I guess headlines like “An error found in one paragraph of a 3000 page IPCC report; climate science unaffected” wouldn’t sell many newspapers. And so instead, the papers spin out the story that a few mistakes undermine the whole IPCC process. As if newspapers never ever make mistakes. Well, of course, scientists are supposed to be much more careful than sloppy journalists, so “shock horror, those clever scientists made a mistake. Now we can’t trust them” plays well to certain audiences.
And yet there are bound to be errors; the key question is whether any of them impact any important results in the field. The error with the Himalayan glaciers in the Working Group II report is interesting because Working Group I got it right. And the erroneous paragraph in WGII quite clearly contradicts itself. Stupid mistake, that should be pretty obvious to anyone reading that paragraph carefully. There’s obviously room for improvement in the editing and review process. But does this tell us anything useful about the overall quality of the review process?
There are errors in just about every book, newspaper, and blog post I’ve ever read. People make mistakes. Editorial processes catch many of them. Some get through. But few of these things have the kind of systematic review that the IPCC reports went through. Indeed, as large, detailed, technical artifacts, with extensive expert review, the IPCC reports are much less like normal books, and much more like large software systems. So, how many errors get through a typical review process for software? Is the IPCC doing better than this?
Even the best software testing and review practices in the world let errors through.
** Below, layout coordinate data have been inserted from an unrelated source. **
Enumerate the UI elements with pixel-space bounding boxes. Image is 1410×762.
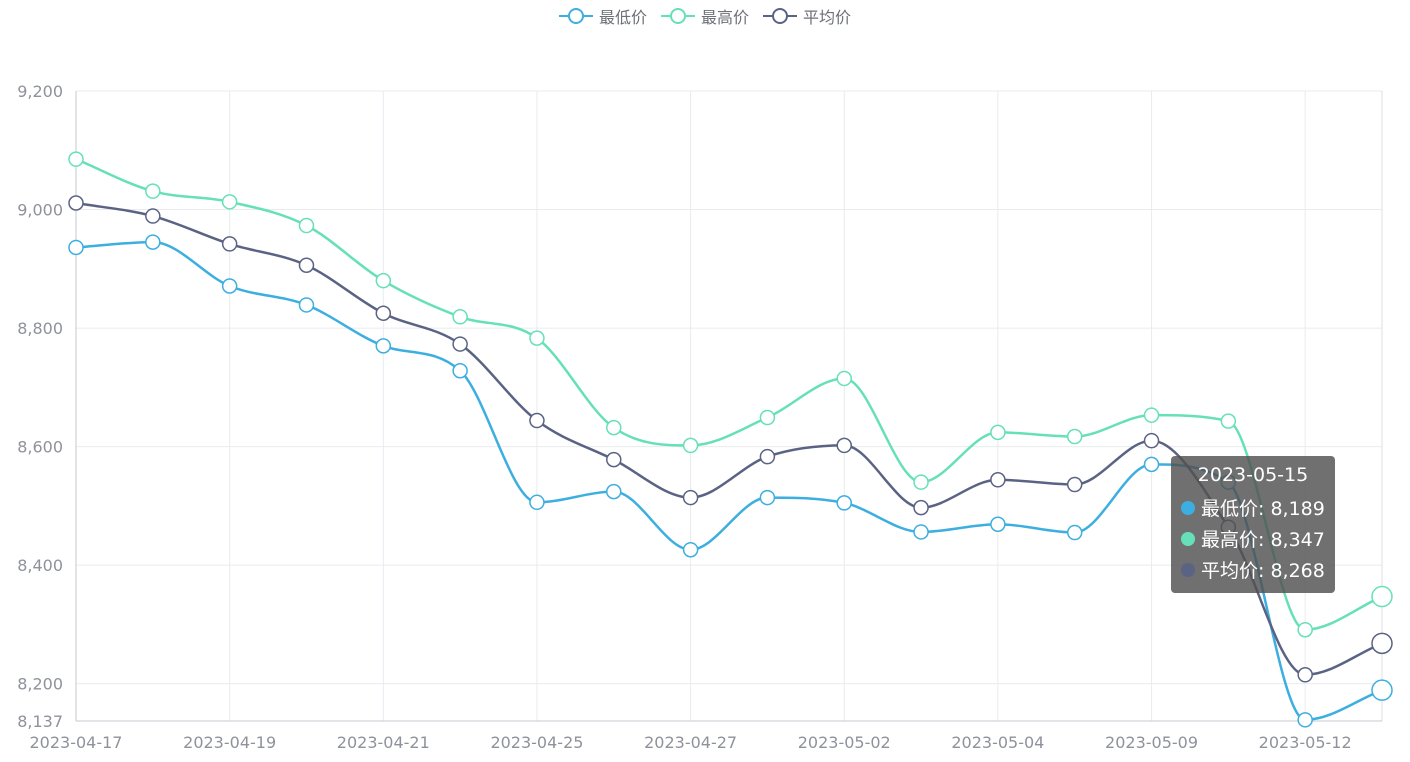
data-point-min[interactable] (375, 338, 392, 354)
series-lines (75, 158, 1383, 722)
data-point-min[interactable] (1066, 524, 1083, 541)
data-point-min[interactable] (606, 483, 622, 500)
data-point-max[interactable] (221, 194, 238, 210)
data-point-min[interactable] (759, 489, 776, 506)
tooltip-value: 最低价: 8,189 (1201, 498, 1325, 520)
data-point-max[interactable] (1066, 428, 1083, 445)
data-point-avg[interactable] (1297, 667, 1313, 683)
data-point-min[interactable] (990, 516, 1006, 532)
series-dot-icon (1181, 531, 1195, 546)
data-point-max[interactable] (1220, 413, 1237, 429)
chart-tooltip: 2023-05-15 最低价: 8,189 最高价: 8,347 平均价: 8,… (1171, 456, 1335, 593)
x-tick-label: 2023-05-04 (951, 733, 1044, 752)
data-point-max[interactable] (1143, 407, 1160, 423)
data-point-min[interactable] (1371, 679, 1393, 701)
data-point-avg[interactable] (990, 472, 1006, 488)
x-tick-label: 2023-04-19 (183, 733, 276, 752)
series-dot-icon (1181, 562, 1195, 577)
y-tick-label: 8,600 (17, 438, 63, 457)
data-point-avg[interactable] (836, 437, 852, 454)
data-point-min[interactable] (1297, 712, 1313, 728)
tooltip-row-avg: 平均价: 8,268 (1181, 554, 1325, 585)
data-point-max[interactable] (682, 437, 699, 454)
legend-item-max[interactable]: 最高价 (660, 4, 749, 28)
data-point-min[interactable] (913, 524, 929, 540)
data-point-max[interactable] (759, 409, 776, 426)
data-point-avg[interactable] (452, 336, 468, 352)
legend-label: 平均价 (803, 8, 852, 27)
data-point-max[interactable] (990, 424, 1006, 441)
y-tick-label: 8,400 (17, 556, 63, 575)
y-tick-label: 9,000 (17, 201, 63, 220)
tooltip-value: 最高价: 8,347 (1201, 529, 1325, 551)
y-tick-label: 8,200 (17, 675, 63, 694)
chart-legend: 最低价 最高价 平均价 (0, 4, 1410, 28)
tooltip-row-max: 最高价: 8,347 (1181, 523, 1325, 554)
legend-label: 最低价 (598, 8, 647, 27)
data-point-avg[interactable] (1143, 432, 1160, 449)
data-point-max[interactable] (452, 309, 468, 325)
data-point-avg[interactable] (145, 208, 161, 224)
tooltip-title: 2023-05-15 (1197, 464, 1309, 486)
series-line-avg (75, 201, 1383, 677)
legend-line-circle-icon (558, 8, 593, 24)
legend-label: 最高价 (700, 8, 749, 27)
x-tick-label: 2023-05-12 (1259, 733, 1352, 752)
data-point-avg[interactable] (682, 489, 699, 506)
data-point-avg[interactable] (68, 195, 84, 211)
data-point-min[interactable] (682, 541, 699, 558)
x-tick-label: 2023-04-25 (490, 733, 583, 752)
data-point-max[interactable] (606, 419, 622, 436)
data-point-max[interactable] (145, 183, 161, 199)
series-dot-icon (1181, 500, 1195, 515)
data-point-max[interactable] (68, 151, 84, 167)
axes: 8,137 8,200 8,400 8,600 8,800 9,000 9,200 2023-… (17, 82, 1382, 752)
x-tick-label: 2023-04-27 (644, 733, 737, 752)
data-point-avg[interactable] (375, 305, 392, 321)
data-point-avg[interactable] (1066, 476, 1083, 493)
y-tick-label: 8,800 (17, 319, 63, 338)
data-point-max[interactable] (529, 330, 545, 346)
x-tick-label: 2023-05-09 (1105, 733, 1198, 752)
data-point-min[interactable] (298, 297, 315, 313)
data-point-avg[interactable] (606, 451, 622, 468)
data-point-avg[interactable] (1371, 632, 1393, 655)
data-point-min[interactable] (221, 278, 238, 294)
legend-line-circle-icon (763, 8, 797, 24)
data-point-min[interactable] (452, 362, 468, 379)
tooltip-row-min: 最低价: 8,189 (1181, 492, 1325, 523)
data-point-min[interactable] (145, 234, 161, 250)
data-point-min[interactable] (1143, 456, 1160, 473)
x-tick-label: 2023-04-17 (30, 733, 123, 752)
data-point-max[interactable] (836, 370, 852, 387)
data-point-max[interactable] (298, 217, 315, 234)
tooltip-value: 平均价: 8,268 (1201, 560, 1325, 582)
x-tick-label: 2023-04-21 (337, 733, 430, 752)
data-point-max[interactable] (913, 474, 929, 490)
legend-item-avg[interactable]: 平均价 (763, 4, 851, 28)
x-tick-label: 2023-05-02 (798, 733, 891, 752)
data-point-avg[interactable] (298, 257, 315, 273)
data-point-max[interactable] (1297, 621, 1313, 638)
data-point-avg[interactable] (221, 236, 238, 252)
data-points[interactable] (68, 151, 1393, 728)
y-tick-label: 9,200 (17, 82, 63, 101)
data-point-avg[interactable] (529, 412, 545, 429)
data-point-min[interactable] (836, 495, 852, 511)
y-tick-label: 8,137 (17, 712, 63, 731)
data-point-avg[interactable] (759, 448, 776, 465)
legend-line-circle-icon (660, 8, 695, 24)
grid-lines (76, 90, 1383, 721)
data-point-avg[interactable] (913, 499, 929, 516)
data-point-max[interactable] (1371, 585, 1393, 608)
data-point-min[interactable] (68, 239, 84, 256)
legend-item-min[interactable]: 最低价 (558, 4, 647, 28)
data-point-min[interactable] (529, 494, 545, 511)
data-point-max[interactable] (375, 272, 392, 289)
Some examples (expressed in number of faults experienced in operation, per thousand lines of code):
- Worst military systems: 55 faults/KLoC
- Best military systems: 5 faults/KLoC
- Agile software development (XP): 1.4 faults/KLoC
- The Apache web server (open source): 0.5 faults/KLoC
- NASA Space shuttle: 0.1 faults/KLoC
Because of the extensive review processes, the shuttle flight software is purported to be the most expensive in the world, in terms of dollars per line of code. Yet still about 1 error every ten thousand lines of code gets through the review and testing process. Thankfully none of those errors have ever caused a serious accident. When I worked for NASA on the Shuttle software verification in the 1990’s, they were still getting reports of software anomalies with every shuttle flight, and releasing a software update every 18 months (this, for an operational vehicle that had been flying for two decades, with only 500,000 lines of flight code!).
The IPCC reports consist of around 3000 pages, and approaching 100 lines of text per page. Let’s assume I can equate a line of text with a line of code (which seems reasonable, when you look a the information density of each line in the IPCC reports) – that would make them as complex as a 300,000 line software system. If the IPCC review process is as thorough as NASA’s, then we should still expect around 30 significant errors made it through the review process. We’ve heard of two recently – does this mean we have to endure another 28 stories, spread out over the next few months, as the drone army of denialists toils through trying to find more mistakes? Actually, it’s probably worse than that…
The IPCC writing, editing and review processes are carried out entirely by unpaid volunteers. They don’t have automated testing and static analysis tools to help – human reviewers are the only kind of review available. So they’re bound to do much worse than NASA’s flight software. I would expect there to be 100s of errors in the reports, even with the best possible review processes in the world. Somebody point me to a technical review process anywhere that can do better than this, and I’ll eat my hat. Now, what was the point of all those newspaper stories again? Oh, yes, sensationalism sells.